3 problems found
Prove, from the identities for \(\cos(A \pm B)\), that \[ \cos a \cos 3a \equiv \tfrac{1}{2}(\cos 4a + \cos 2a). \] Find a similar identity for \(\sin a \cos 3a\).
Solution: \begin{align*} && \cos(A \pm B) &= \cos A \cos B \mp \sin A \sin B \\ A = a, B = 3a&& \cos 4a + \cos 2a &= 2\cos 3a \cos a \\ \Rightarrow && \cos a \cos 3a &= \tfrac12(\cos 4a + \cos 2a) \\ \\ && \sin(A \pm B) &= \sin A \cos B \pm \cos A \sin B \\ && \sin 4a + \sin(- 2a) &= 2 \sin a \cos 3a \\ \Rightarrow && \sin a \cos 3a &= \tfrac12 (\sin 4a - \sin 2a) \end{align*}
Show that, for any integer \(m\), \[ \int_0^{2\pi} \e^x \cos mx \, \d x = \frac {1}{m^2+1}\big(\e^{2\pi}-1\big)\,. \]

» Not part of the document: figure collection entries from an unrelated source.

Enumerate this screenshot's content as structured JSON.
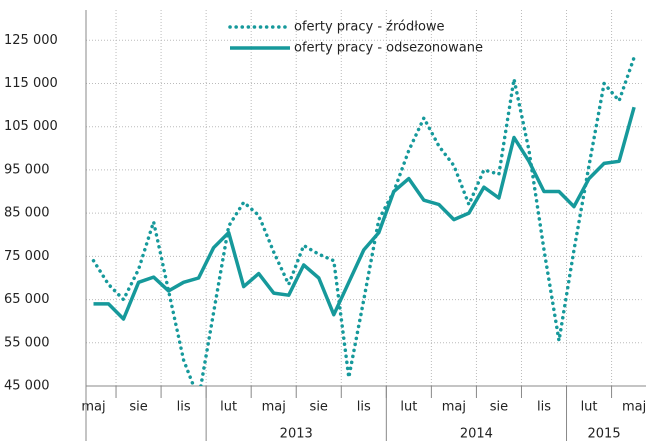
{
  "chart_data": {
    "type": "line",
    "categories": [
      "maj",
      null,
      null,
      "sie",
      null,
      null,
      "lis",
      null,
      null,
      "lut",
      null,
      null,
      "maj",
      null,
      null,
      "sie",
      null,
      null,
      "lis",
      null,
      null,
      "lut",
      null,
      null,
      "maj",
      null,
      null,
      "sie",
      null,
      null,
      "lis",
      null,
      null,
      "lut",
      null,
      null,
      "maj"
    ],
    "groups": [
      {
        "label": null,
        "count": 8
      },
      {
        "label": "2013",
        "count": 12
      },
      {
        "label": "2014",
        "count": 12
      },
      {
        "label": "2015",
        "count": 5
      }
    ],
    "series": [
      {
        "name": "oferty pracy  - źródłowe",
        "color": "#16999b",
        "style": "dotted",
        "values": [
          74000,
          68500,
          65000,
          72000,
          83000,
          67000,
          51000,
          42000,
          62000,
          82000,
          87500,
          84500,
          76000,
          68500,
          77500,
          75500,
          74000,
          47000,
          65000,
          83500,
          90000,
          99500,
          107000,
          100500,
          96000,
          87000,
          95000,
          94000,
          116000,
          99500,
          76500,
          55500,
          76500,
          96000,
          115000,
          111000,
          121000
        ]
      },
      {
        "name": "oferty pracy  - odsezonowane",
        "color": "#16999b",
        "style": "solid",
        "values": [
          64000,
          64000,
          60500,
          69000,
          70200,
          67000,
          69000,
          70000,
          77000,
          80500,
          68000,
          71000,
          66500,
          66000,
          73000,
          70000,
          61500,
          69000,
          76500,
          80500,
          90000,
          93000,
          88000,
          87000,
          83500,
          85000,
          91000,
          88500,
          102500,
          97000,
          90000,
          90000,
          86500,
          93000,
          96500,
          97000,
          109500
        ]
      }
    ],
    "ylim": [
      45000,
      132000
    ],
    "yticks": [
      {
        "value": 45000,
        "label": "45 000"
      },
      {
        "value": 55000,
        "label": "55 000"
      },
      {
        "value": 65000,
        "label": "65 000"
      },
      {
        "value": 75000,
        "label": "75 000"
      },
      {
        "value": 85000,
        "label": "85 000"
      },
      {
        "value": 95000,
        "label": "95 000"
      },
      {
        "value": 105000,
        "label": "105 000"
      },
      {
        "value": 115000,
        "label": "115 000"
      },
      {
        "value": 125000,
        "label": "125 000"
      }
    ],
    "grid": true,
    "legend": "top"
  }
}
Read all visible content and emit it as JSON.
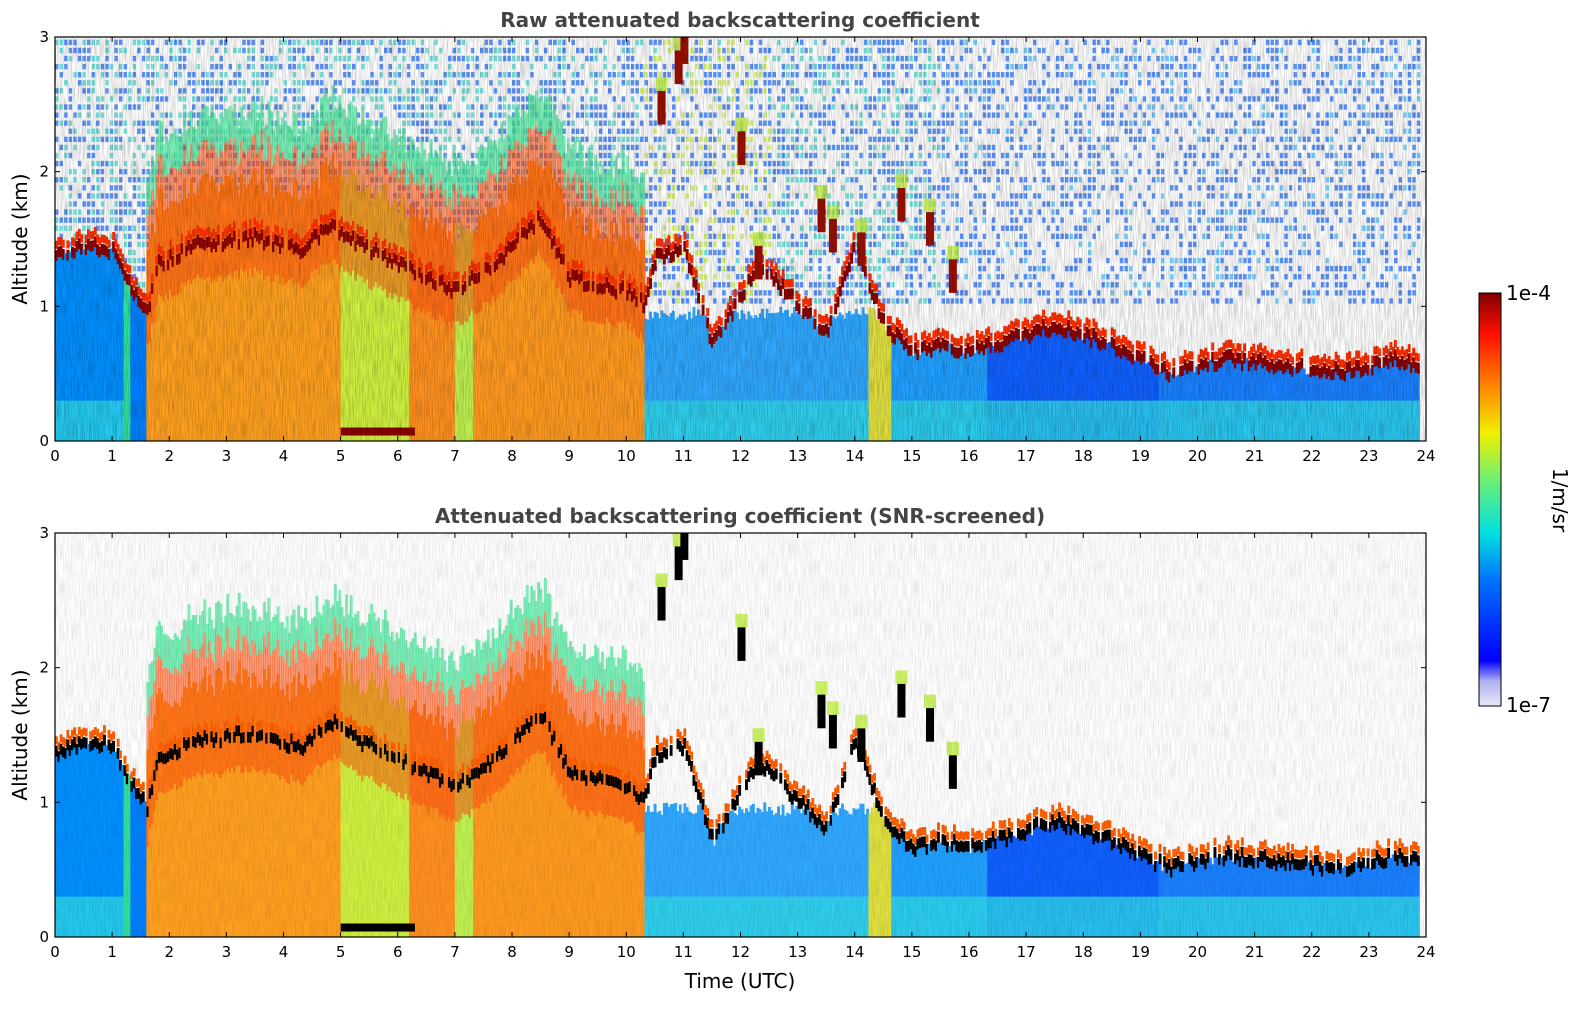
{
  "chart_data": [
    {
      "type": "heatmap",
      "title": "Raw attenuated backscattering coefficient",
      "xlabel": "",
      "ylabel": "Altitude (km)",
      "xlim": [
        0,
        24
      ],
      "ylim": [
        0,
        3
      ],
      "x_ticks": [
        "0",
        "1",
        "2",
        "3",
        "4",
        "5",
        "6",
        "7",
        "8",
        "9",
        "10",
        "11",
        "12",
        "13",
        "14",
        "15",
        "16",
        "17",
        "18",
        "19",
        "20",
        "21",
        "22",
        "23",
        "24"
      ],
      "y_ticks": [
        "0",
        "1",
        "2",
        "3"
      ],
      "screened": false,
      "cloud_base_km": [
        [
          0.0,
          1.35
        ],
        [
          0.5,
          1.45
        ],
        [
          1.0,
          1.4
        ],
        [
          1.3,
          1.15
        ],
        [
          1.6,
          0.95
        ],
        [
          1.8,
          1.3
        ],
        [
          2.5,
          1.45
        ],
        [
          3.5,
          1.5
        ],
        [
          4.3,
          1.4
        ],
        [
          4.8,
          1.6
        ],
        [
          5.3,
          1.45
        ],
        [
          5.8,
          1.35
        ],
        [
          6.3,
          1.25
        ],
        [
          7.0,
          1.1
        ],
        [
          7.8,
          1.35
        ],
        [
          8.5,
          1.65
        ],
        [
          9.0,
          1.2
        ],
        [
          10.0,
          1.1
        ],
        [
          10.3,
          1.0
        ],
        [
          10.5,
          1.35
        ],
        [
          11.0,
          1.4
        ],
        [
          11.5,
          0.7
        ],
        [
          12.3,
          1.3
        ],
        [
          13.0,
          1.0
        ],
        [
          13.5,
          0.8
        ],
        [
          14.0,
          1.45
        ],
        [
          14.5,
          0.85
        ],
        [
          15.0,
          0.65
        ],
        [
          15.5,
          0.7
        ],
        [
          16.0,
          0.65
        ],
        [
          17.5,
          0.85
        ],
        [
          18.5,
          0.7
        ],
        [
          19.5,
          0.5
        ],
        [
          20.5,
          0.6
        ],
        [
          21.5,
          0.55
        ],
        [
          22.5,
          0.5
        ],
        [
          23.5,
          0.6
        ],
        [
          23.8,
          0.55
        ]
      ]
    },
    {
      "type": "heatmap",
      "title": "Attenuated backscattering coefficient (SNR-screened)",
      "xlabel": "Time (UTC)",
      "ylabel": "Altitude (km)",
      "xlim": [
        0,
        24
      ],
      "ylim": [
        0,
        3
      ],
      "x_ticks": [
        "0",
        "1",
        "2",
        "3",
        "4",
        "5",
        "6",
        "7",
        "8",
        "9",
        "10",
        "11",
        "12",
        "13",
        "14",
        "15",
        "16",
        "17",
        "18",
        "19",
        "20",
        "21",
        "22",
        "23",
        "24"
      ],
      "y_ticks": [
        "0",
        "1",
        "2",
        "3"
      ],
      "screened": true
    }
  ],
  "colorbar": {
    "max_label": "1e-4",
    "min_label": "1e-7",
    "unit": "1/m/sr",
    "scale": "log",
    "range": [
      1e-07,
      0.0001
    ]
  }
}
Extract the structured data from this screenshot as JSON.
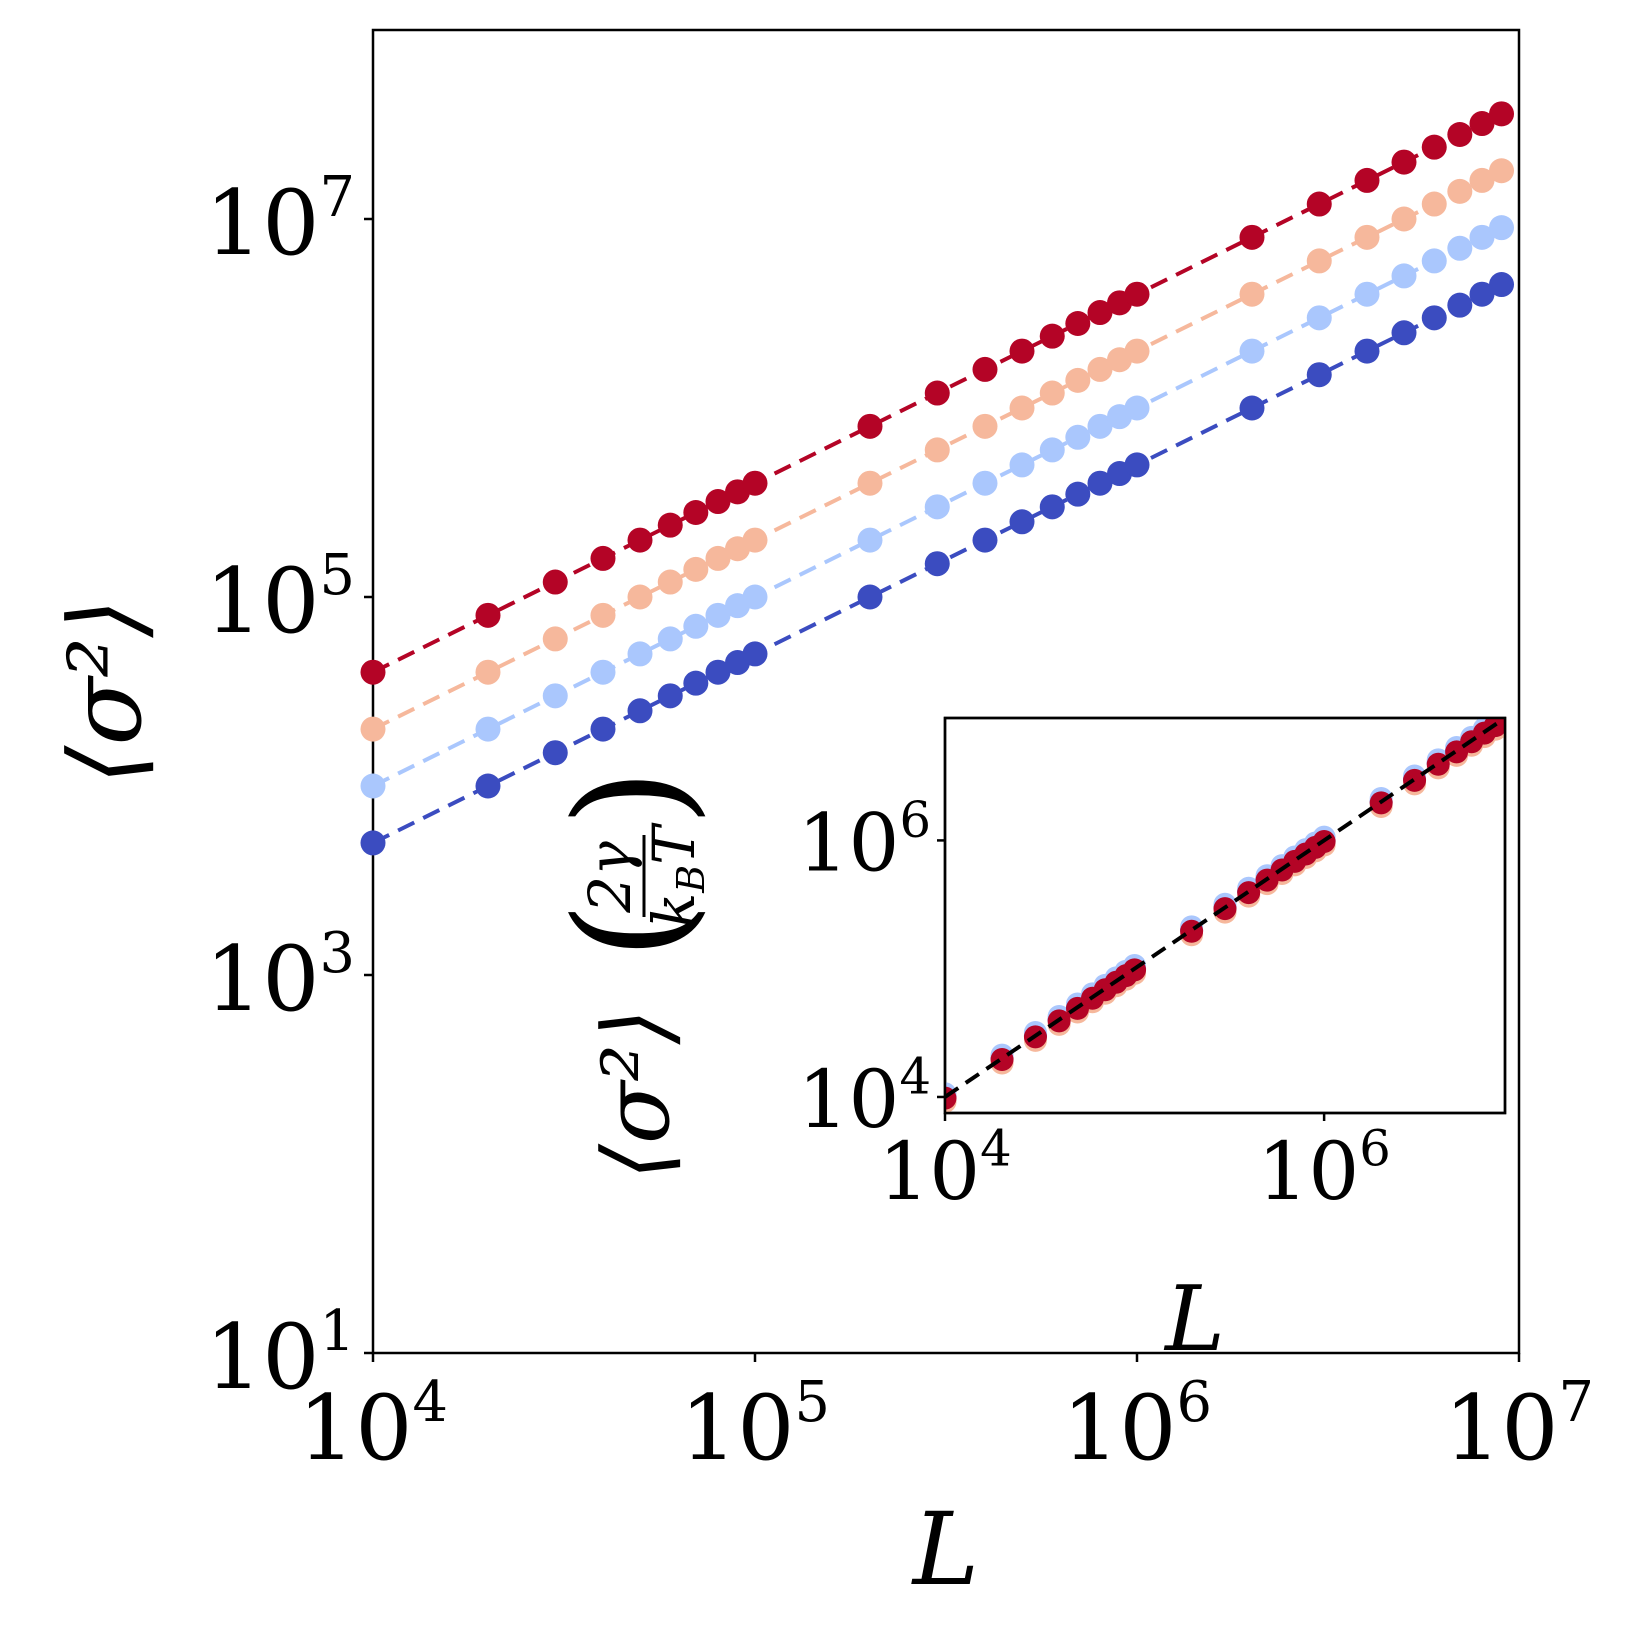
{
  "chart_data": [
    {
      "type": "scatter",
      "x_scale": "log",
      "y_scale": "log",
      "xlim": [
        10000,
        10000000
      ],
      "ylim": [
        10,
        100000000
      ],
      "xlabel": "L",
      "ylabel": "⟨σ²⟩",
      "x_ticks": [
        {
          "value": 10000,
          "label": "10",
          "exp": "4"
        },
        {
          "value": 100000,
          "label": "10",
          "exp": "5"
        },
        {
          "value": 1000000,
          "label": "10",
          "exp": "6"
        },
        {
          "value": 10000000,
          "label": "10",
          "exp": "7"
        }
      ],
      "y_ticks": [
        {
          "value": 10,
          "label": "10",
          "exp": "1"
        },
        {
          "value": 1000,
          "label": "10",
          "exp": "3"
        },
        {
          "value": 100000,
          "label": "10",
          "exp": "5"
        },
        {
          "value": 10000000,
          "label": "10",
          "exp": "7"
        }
      ],
      "x": [
        10000,
        20000,
        30000,
        40000,
        50000,
        60000,
        70000,
        80000,
        90000,
        100000,
        200000,
        300000,
        400000,
        500000,
        600000,
        700000,
        800000,
        900000,
        1000000,
        2000000,
        3000000,
        4000000,
        5000000,
        6000000,
        7000000,
        8000000,
        9000000
      ],
      "series": [
        {
          "color": "#3b4cc0",
          "values": [
            5000,
            10000,
            15000,
            20000,
            25000,
            30000,
            35000,
            40000,
            45000,
            50000,
            100000,
            150000,
            200000,
            250000,
            300000,
            350000,
            400000,
            450000,
            500000,
            1000000,
            1500000,
            2000000,
            2500000,
            3000000,
            3500000,
            4000000,
            4500000
          ]
        },
        {
          "color": "#aac7fd",
          "values": [
            10000,
            20000,
            30000,
            40000,
            50000,
            60000,
            70000,
            80000,
            90000,
            100000,
            200000,
            300000,
            400000,
            500000,
            600000,
            700000,
            800000,
            900000,
            1000000,
            2000000,
            3000000,
            4000000,
            5000000,
            6000000,
            7000000,
            8000000,
            9000000
          ]
        },
        {
          "color": "#f6b89c",
          "values": [
            20000,
            40000,
            60000,
            80000,
            100000,
            120000,
            140000,
            160000,
            180000,
            200000,
            400000,
            600000,
            800000,
            1000000,
            1200000,
            1400000,
            1600000,
            1800000,
            2000000,
            4000000,
            6000000,
            8000000,
            10000000,
            12000000,
            14000000,
            16000000,
            18000000
          ]
        },
        {
          "color": "#b40426",
          "values": [
            40000,
            80000,
            120000,
            160000,
            200000,
            240000,
            280000,
            320000,
            360000,
            400000,
            800000,
            1200000,
            1600000,
            2000000,
            2400000,
            2800000,
            3200000,
            3600000,
            4000000,
            8000000,
            12000000,
            16000000,
            20000000,
            24000000,
            28000000,
            32000000,
            36000000
          ]
        }
      ]
    },
    {
      "type": "scatter",
      "x_scale": "log",
      "y_scale": "log",
      "xlim": [
        10000,
        9000000
      ],
      "ylim": [
        7500,
        9000000
      ],
      "xlabel": "L",
      "ylabel_parts": {
        "main": "⟨σ²⟩",
        "num": "2γ",
        "den_k": "k",
        "den_sub": "B",
        "den_T": "T"
      },
      "x_ticks": [
        {
          "value": 10000,
          "label": "10",
          "exp": "4"
        },
        {
          "value": 1000000,
          "label": "10",
          "exp": "6"
        }
      ],
      "y_ticks": [
        {
          "value": 10000,
          "label": "10",
          "exp": "4"
        },
        {
          "value": 1000000,
          "label": "10",
          "exp": "6"
        }
      ],
      "fit_line": {
        "x": [
          10000,
          9000000
        ],
        "y": [
          10000,
          9000000
        ],
        "color": "#000000",
        "style": "dashed"
      },
      "x": [
        10000,
        20000,
        30000,
        40000,
        50000,
        60000,
        70000,
        80000,
        90000,
        100000,
        200000,
        300000,
        400000,
        500000,
        600000,
        700000,
        800000,
        900000,
        1000000,
        2000000,
        3000000,
        4000000,
        5000000,
        6000000,
        7000000,
        8000000,
        9000000
      ],
      "series": [
        {
          "color": "#3b4cc0",
          "factor": 1.0
        },
        {
          "color": "#aac7fd",
          "factor": 1.06
        },
        {
          "color": "#f6b89c",
          "factor": 0.92
        },
        {
          "color": "#b40426",
          "factor": 0.98
        }
      ]
    }
  ]
}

Solution: \begin{align*} && I &= \int_0^{2 \pi} e^{x} \cos m x \d x \\ &&&= \left [e^x \cos m x \right]_0^{2 \pi}-\int_0^{2 \pi} e^x m (-\sin mx) \d x\\ &&&= e^{2\pi}-1 + m\int_0^{2\pi}e^x \sin m x \d x \\ &&&= e^{2\pi}-1 + m\left [e^x \sin m x \right]_0^{2\pi} - m \int_0^{2\pi} e^x m \cos x \d x \\ &&&= e^{2\pi}-1+0 - m^2 I\\ \Rightarrow && (m^2+1)I &= e^{2\pi}-1 \\ \Rightarrow && I &= \frac{1}{m^2+1} (e^{2\pi}-1) \end{align*}
Given that \(\cos A\), \(\cos B\) and \(\beta\) are non-zero, show that the equation \[ \alpha \sin(A-B) + \beta \cos(A+B) = \gamma \sin(A+B) \] reduces to the form \[ (\tan A-m)(\tan B-n)=0\,, \] where \(m\) and \(n\) are independent of \(A\) and \(B\), if and only if \(\alpha^2=\beta^2+\gamma^2\). Determine all values of \(x\), in the range \(0\le x <2\pi\), for which:
Solution: \begin{align*} && \alpha \sin(A-B) + \beta \cos (A + B) &= \gamma \sin(A+B) \\ \Leftrightarrow && \alpha \sin A \cos B - \alpha \cos A \sin B + \beta \cos A \cos B - \beta \sin A \sin B &= \gamma \sin A \cos B + \gamma \cos A \sin B \\ \Leftrightarrow && \alpha \tan A - \alpha \tan B + \beta - \beta \tan A \tan B &= \gamma \tan A + \gamma \tan B \\ \Leftrightarrow && \beta \tan A \tan B +(\gamma-\alpha) \tan A + (\gamma +\alpha)\tan B&=\beta \\ \Leftrightarrow && \tan A \tan B +\left (\frac{\gamma-\alpha}{\beta} \right) \tan A + \left (\frac{\gamma +\alpha}{\beta} \right)\tan B&=1\\ \Leftrightarrow && \left ( \tan A + \left ( \frac{\gamma+\alpha}{\beta} \right) \right) \left ( \tan B + \left ( \frac{\gamma-\alpha}{\beta} \right)\right) - \frac{\gamma^2 - \alpha^2}{\beta^2}&=1\\ \Leftrightarrow && \left ( \tan A + \left ( \frac{\gamma+\alpha}{\beta} \right) \right) \left ( \tan B + \left ( \frac{\gamma-\alpha}{\beta} \right)\right) &= \frac{\beta^2+\gamma^2-\alpha^2}{\beta^2}\\ \end{align*} Which has the desired form iff \(\beta^2+\gamma^2 = \alpha^2\).